Elisabeth’s desire to change the world around her has not been without its challenges. “I got epstein-barr virus when I was 18, which caused a bad case of mononucleosis. I was still in high school at the time, but I was taking classes at the University of New Mexico. My family did everything they could to help me continue with school, including driving me to the university and accompanying me to my classes when I became too weak to walk by myself. Eventually I had to drop all of my classes four weeks before the end of the semester. Months later my case of mono ended, but the virus caused long-term damage to my body and I have had ongoing health problems ever since.”
The health problems led her to take a year off from school when she was 19. When she recalls that period of her life Elisabeth says she thinks of blackness. “I am an unrelenting optimist, and during that time I learned what it felt like to be hopeless. But even then, even in that pit of complete despair, God threw me a lifeline to help me hold on until the lights turned on again. I had just moved in with two girls I didn’t know and they were my angels of mercy. We held onto each other and took care of each other at a time when some of us felt like we had nothing to give. That experience has made me more resilient, more charitable, more empathetic. It was the hardest thing I’ve ever experienced, and I wouldn’t wish it on anyone, but I would do it again for everything I became as a result.”
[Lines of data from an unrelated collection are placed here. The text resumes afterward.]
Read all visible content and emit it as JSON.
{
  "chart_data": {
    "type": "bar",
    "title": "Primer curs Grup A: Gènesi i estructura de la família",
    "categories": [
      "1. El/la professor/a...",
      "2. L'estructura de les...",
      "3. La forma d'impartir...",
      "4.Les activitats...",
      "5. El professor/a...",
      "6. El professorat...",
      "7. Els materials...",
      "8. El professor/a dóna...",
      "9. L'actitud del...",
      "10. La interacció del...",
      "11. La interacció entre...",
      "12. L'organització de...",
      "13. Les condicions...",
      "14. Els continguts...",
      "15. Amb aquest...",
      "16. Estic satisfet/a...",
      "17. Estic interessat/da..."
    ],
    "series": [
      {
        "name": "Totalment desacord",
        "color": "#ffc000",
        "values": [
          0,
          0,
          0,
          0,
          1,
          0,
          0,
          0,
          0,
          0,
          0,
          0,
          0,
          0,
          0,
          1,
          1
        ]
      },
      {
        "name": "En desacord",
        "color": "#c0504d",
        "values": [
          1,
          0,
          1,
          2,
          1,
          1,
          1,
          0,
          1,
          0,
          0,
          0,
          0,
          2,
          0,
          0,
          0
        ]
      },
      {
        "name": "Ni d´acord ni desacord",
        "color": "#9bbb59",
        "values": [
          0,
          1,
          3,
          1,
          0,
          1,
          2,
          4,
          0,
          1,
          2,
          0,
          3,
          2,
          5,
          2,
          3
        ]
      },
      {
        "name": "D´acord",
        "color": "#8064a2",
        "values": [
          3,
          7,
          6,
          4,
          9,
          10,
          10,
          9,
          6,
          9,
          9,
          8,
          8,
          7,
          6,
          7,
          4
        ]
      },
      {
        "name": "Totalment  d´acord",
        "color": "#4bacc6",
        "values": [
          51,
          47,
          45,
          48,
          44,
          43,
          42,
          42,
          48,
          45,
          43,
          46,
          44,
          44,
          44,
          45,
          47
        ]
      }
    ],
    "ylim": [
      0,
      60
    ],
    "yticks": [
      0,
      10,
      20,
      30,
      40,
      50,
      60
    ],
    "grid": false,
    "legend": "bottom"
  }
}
Elisabeth’s desire to serve and to have an impact in the lives of others is something that came about naturally during her health challenges as she connected with others who made a difference in her life. Some of the most impactful of her experiences were during her early years of college. “I remember watching Amazing Grace for the first time in my dorm room when I was a freshman. On the DVD there was a message that said something to the effect that slavery still exists today, and we have a responsibility to do something about it. As an 18-year-old, in small-town USA, I felt the weight of that responsibility descend upon me, but I didn’t know what to do or how to begin. I think many of us feel that way about things that are plaguing our world. We feel hurt and burdened—and we also feel incapable of helping.”
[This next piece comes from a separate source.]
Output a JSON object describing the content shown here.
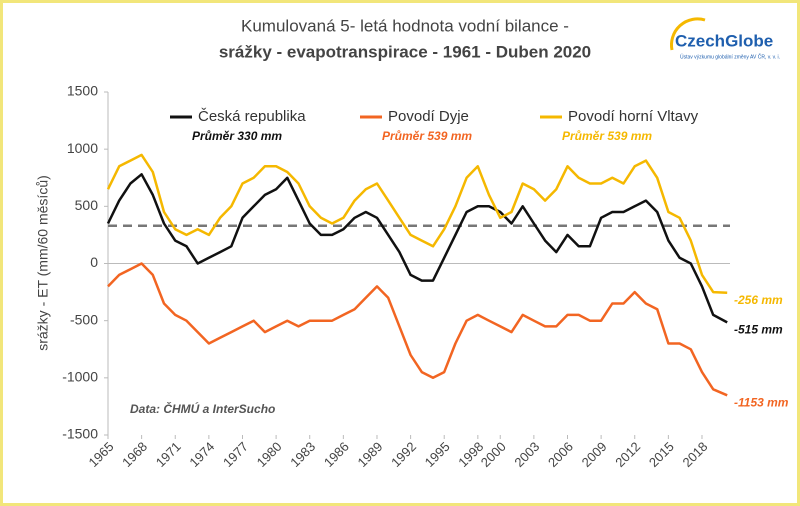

The urge to help and to serve drew her to Big Ocean, and has helped her begin to make the kind of changes she has dreamed of seeing. “Big Ocean’s efforts to find actionable solutions has revolutionized my life. A kind of slavery that exists close to home is human trafficking. It is a global problem, but it is also a local problem. So how can an untrained civilian like me do anything to stop this ever-growing monster? Start where I am. I can educate myself on the trafficking scene in Albuquerque. I can find out about organizations working to prevent and combat trafficking here. And then I can find out how I can support them. There are so many people fighting desperately for what is good and true in this world—we just need to find each other!” This year when she attended CSW at the UN, Elisabeth went with a renewed desire to get involved. “CSW helped me to expand my vision to know better what I can be doing in my own home and community, to know how to help weed out the ills and cultivate the good in this world. I met people from around the world that I hope to work with on projects in the coming year. I imagine the BOW model of positive impact and see our ripples meeting as they spread outward from our spheres of influence.” Elisabeth is using her gift with words and her desire for change to make a difference, one life at a time.